The recent Supreme Court decision in McCutcheon v. FEC struck down federal limits on the total amount individuals can contribute to combinations of federal candidates and parties during a two-year election cycle. Predictably, it unleashed a wrath of criticism from labor unions. But a comparison of their rhetoric to reality shows a little introspection is warranted before they call the kettle black.
In the hours after McCutcheon was announced, AFL-CIO President Richard Trumka stated, “The Supreme Court made one of the most undemocratic and corrosive decisions in history with the Citizens United ruling. Today, it has dangerously broadened its skewed view of money in politics.” Mary Kay Henry, president of the Service Employees International Union (SEIU), also took the opportunity to blast the Court’s 2010 decision in Citizens United, adding McCutcheon “is a disappointing opinion that puts the underlying values of our democratic system at risk.”
What Trumka and Henry leave out of their critiques is that although Citizens United did enable corporations to make unlimited independent political expenditures, it also allowed labor unions to do precisely the same. And as evidenced by their own eye-popping political spending, labor unions — particularly the AFL-CIO and SEIU — are keenly aware of this reality. In the 2012 elections, Big Labor spent $433 million on state and federal political causes.
This year, unions are going even bigger. The AFL-CIO has already vowed to spend $300 million to unseat just five Republican governors, in Wisconsin, Michigan, Florida, Pennsylvania and Ohio — $60 million per gubernatorial election.
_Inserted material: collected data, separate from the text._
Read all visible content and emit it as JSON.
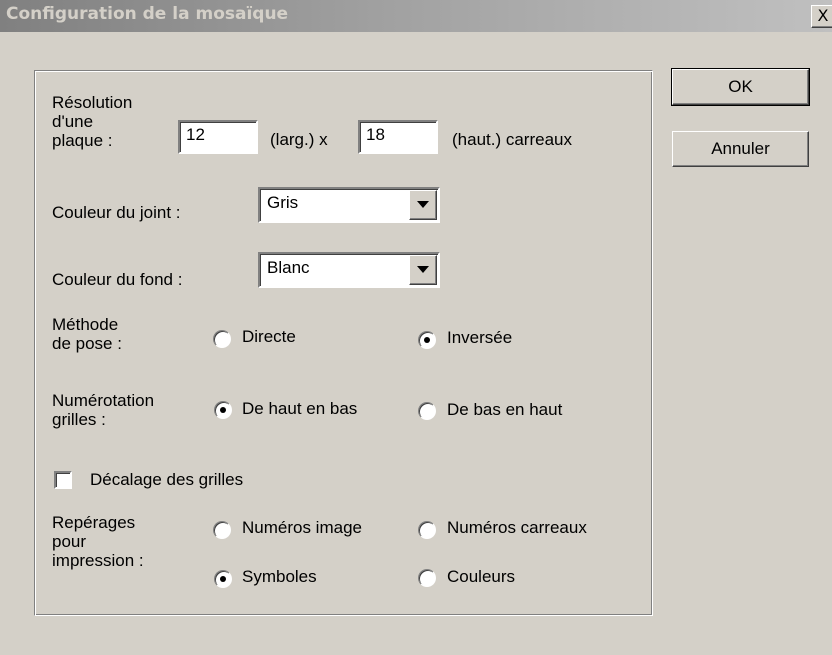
{
  "window": {
    "title": "Configuration de la mosaïque",
    "close_label": "X"
  },
  "resolution": {
    "label_lines": [
      "Résolution",
      "d'une",
      "plaque :"
    ],
    "width_value": "12",
    "width_suffix": "(larg.) x",
    "height_value": "18",
    "height_suffix": "(haut.) carreaux"
  },
  "joint_color": {
    "label": "Couleur du joint :",
    "selected": "Gris"
  },
  "background_color": {
    "label": "Couleur du fond :",
    "selected": "Blanc"
  },
  "method": {
    "label_lines": [
      "Méthode",
      "de pose :"
    ],
    "options": [
      {
        "label": "Directe",
        "checked": false
      },
      {
        "label": "Inversée",
        "checked": true
      }
    ]
  },
  "numbering": {
    "label_lines": [
      "Numérotation",
      "grilles :"
    ],
    "options": [
      {
        "label": "De haut en bas",
        "checked": true
      },
      {
        "label": "De bas en haut",
        "checked": false
      }
    ]
  },
  "offset": {
    "label": "Décalage des grilles",
    "checked": false
  },
  "markers": {
    "label_lines": [
      "Repérages",
      "pour",
      "impression :"
    ],
    "options": [
      {
        "label": "Numéros image",
        "checked": false
      },
      {
        "label": "Numéros carreaux",
        "checked": false
      },
      {
        "label": "Symboles",
        "checked": true
      },
      {
        "label": "Couleurs",
        "checked": false
      }
    ]
  },
  "buttons": {
    "ok": "OK",
    "cancel": "Annuler"
  }
}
And that doesn’t include the tens of millions of dollars they will funnel to U.S. House and Senate campaigns.
Even more inconceivable is that Trumka, Henry and other union bosses have the temerity to invoke the values of democracy to support their hypocritical positions on political spending. Labor unions — particularly in forced unionization states — are antithetical to democratic ideals, chief among them the rejection of compelled speech.
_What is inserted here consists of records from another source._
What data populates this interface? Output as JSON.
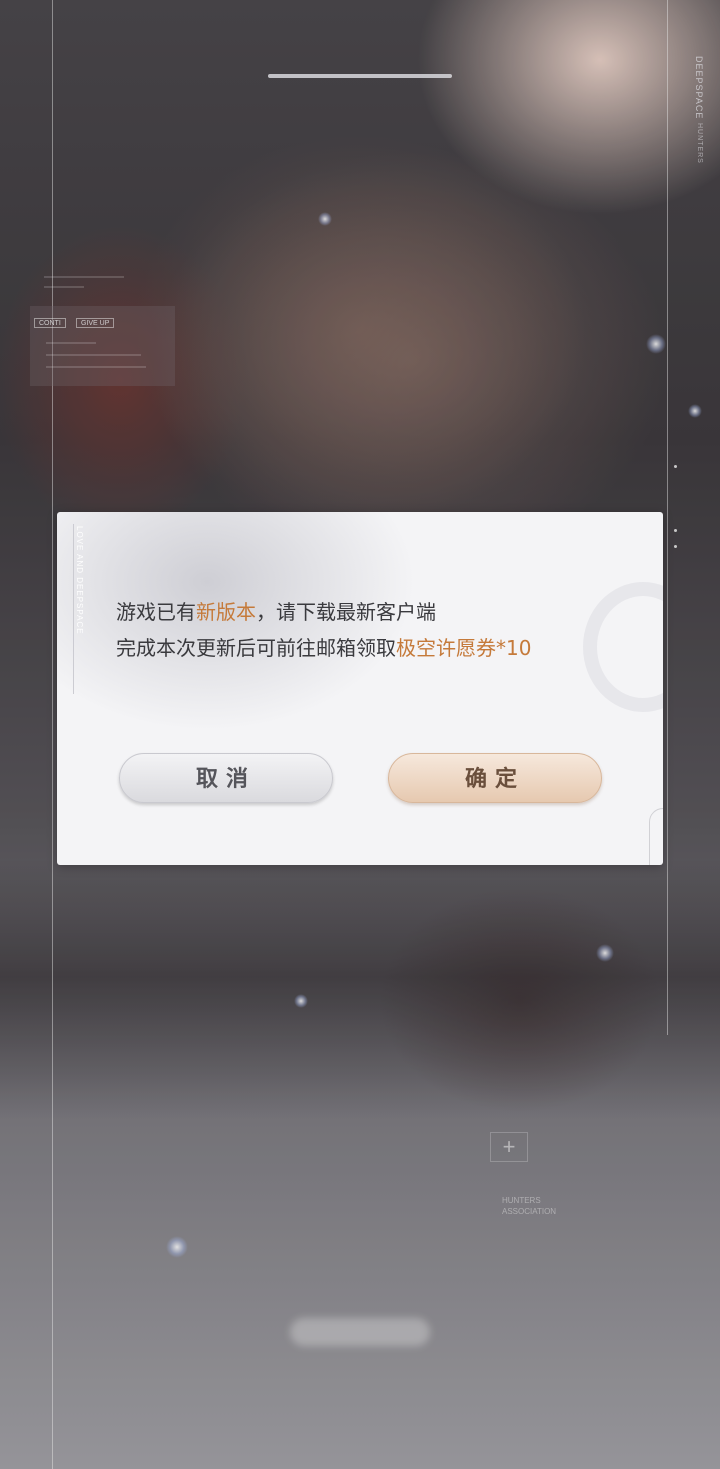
{
  "background": {
    "brand_title": "DEEPSPACE",
    "brand_subtitle": "HUNTERS",
    "hud_tags": [
      "CONTI",
      "GIVE UP"
    ],
    "hunters_label": "HUNTERS\nASSOCIATION"
  },
  "dialog": {
    "side_text": "LOVE AND DEEPSPACE",
    "line1_pre": "游戏已有",
    "line1_highlight": "新版本",
    "line1_post": "，请下载最新客户端",
    "line2_pre": "完成本次更新后可前往邮箱领取",
    "line2_highlight": "极空许愿券*10",
    "cancel_label": "取消",
    "confirm_label": "确定"
  },
  "colors": {
    "highlight": "#c57a3a",
    "text": "#3a3a3e",
    "dialog_bg": "#f4f4f6"
  }
}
In 2012, 43 percent of union households voted for a Republican in the House of Representatives. Yet 91 percent of union political contributions went to Democratic candidates. This is a major disconnect, especially considering much of those contributions come from mandatory dues. Forcing union members to pay for political causes with which they disagree is not only anti-democratic, but a concept Thomas Jefferson deemed “sinful and tyrannical.”
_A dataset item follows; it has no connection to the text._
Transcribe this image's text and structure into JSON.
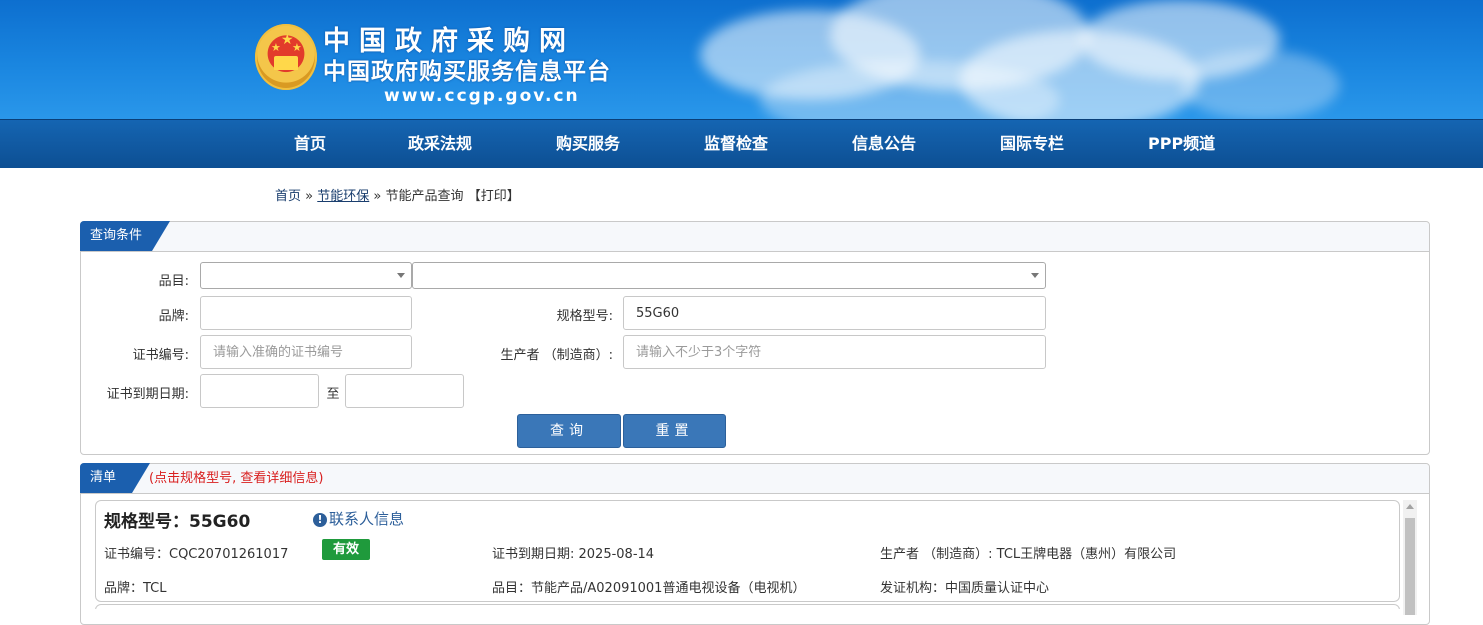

Or consider that less than 10 percent of current union members voted for the union at their workplace. This is quite the irony for a group that ostensibly believes everyone should have an equal voice in political elections. Fortunately for union members, there is legislation before Congress that would correct this imbalance of rights. The Employee Rights Act (ERA), sponsored by Sen. Orrin Hatch, R-Utah, and Rep. Tom Price, R-Ga., has 27 cosponsors in the Senate and 89 cosponsors in the House. It is pro-employee legislation based on eight straightforward principles that together ensure employees are afforded democratic rights on the job.
The ERA would require that private-sector unions gain affirmative opt-in consent from members before using their dues money for political purposes. The ERA would also give a voice to the 90 percent of union members who never voted to join their union by requiring recertification elections on a regular basis — akin to politicians standing for re-election.
Importantly, the ERA receives broad bipartisan support. Individual components of the ERA pivot around 80 percent approval among Democrats, Republicans, and independents alike. If Trumka, Henry and other union leaders believe in the democratic values they preach, they should support the ERA.
Richard Berman is the executive director of the Center for Union Facts, which operates EmployeeRightsAct.com.